Comme l'ont souligné d'autres chroniques, le dénouement de la fille au mitote prend par surprise. Pourtant, une fois le livre reposé, on se rend compte que le véritable retournement de situation a eu lieu au milieu du roman, quand ce qu'on croyait être une enquête sur un meurtre se révèle être aussi la quête d'identité d'une jeune fille, quête du sens de son histoire et du sens de sa présence sur terre. Elle pressent, sans avoir aucune possibilité de le voir, qu'il procède d'événements qui impliquent d'autres qu'elle-même, et le lecteur, lui, pressent que la première partie du livre n'y est pas étrangère ; mais de quoi s'agit-il... Quand le dernier chapitre nous le révèle, nous pouvons alors comprendre le choix du mot "mitote" pour donner son titre au livre. Car c'est un étrange choix que celui de ce terme, que la quatrième de couverture rapproche de l'inconscient, mais qui ne lui est pas exactement superposable. Si l'auteure a préféré ce mystérieux mot-valise, c'est sans doute pour être au plus près de ce qui est au coeur du roman, une idée proche de la psychogénéalogie, que le livre résume de cette formule : "Elle savait, parce qu'elle avait toujours aimé cette image, que nous sommes du tissu dont les songes sont faits. Mais de quels songes s'agit-il… des songes des autres plus que des siens !"

Nous pouvons nous estimer heureux d'avoir Marceline Bodier, après Laure Barachin, Corine Dufosset, Ingrid S.Kim, Laetitia Montou et Charlotte Sapin, etc... à bord de Babelio.

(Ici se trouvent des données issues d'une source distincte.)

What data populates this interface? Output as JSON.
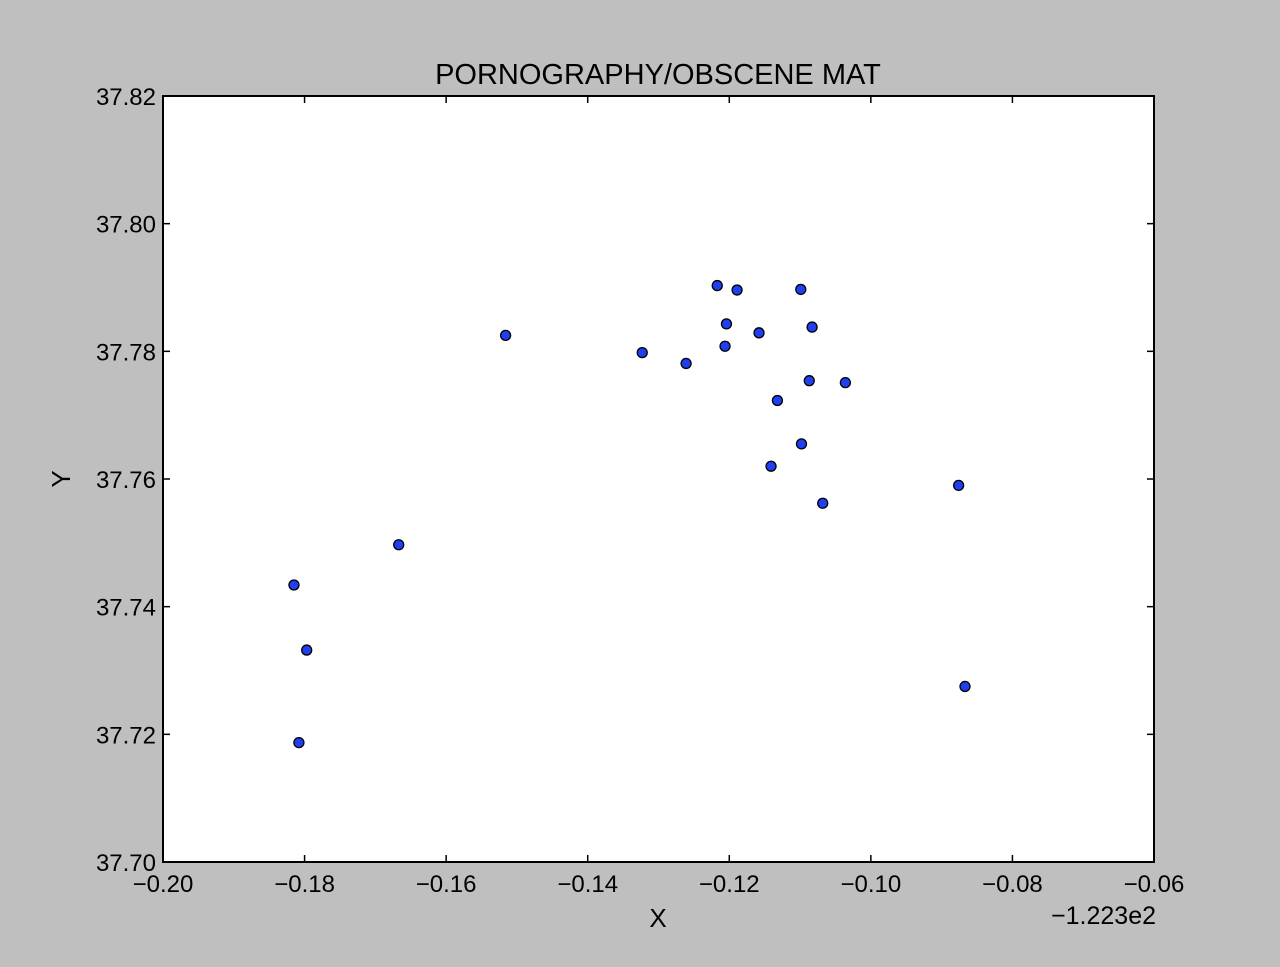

J'espère que notre site de lecteurs soit bénéfique à toutes ces artistes, dont on n'imagine probablement pas assez les difficultés au début, car publier un (premier) ouvrage n'est, hélas, pas uniquement une question de talent : il y a les contraintes du marché et les exigences des éditeurs auxquelles il faut faire face, sinon cela devient une entreprise onéreuse et risquée. C'est aussi une question de courage et tout courage mérite admiration et support. Et que Marceline Bodier dispose royalement de ce talent, ne fait pour moi pas l'ombre d'un doute.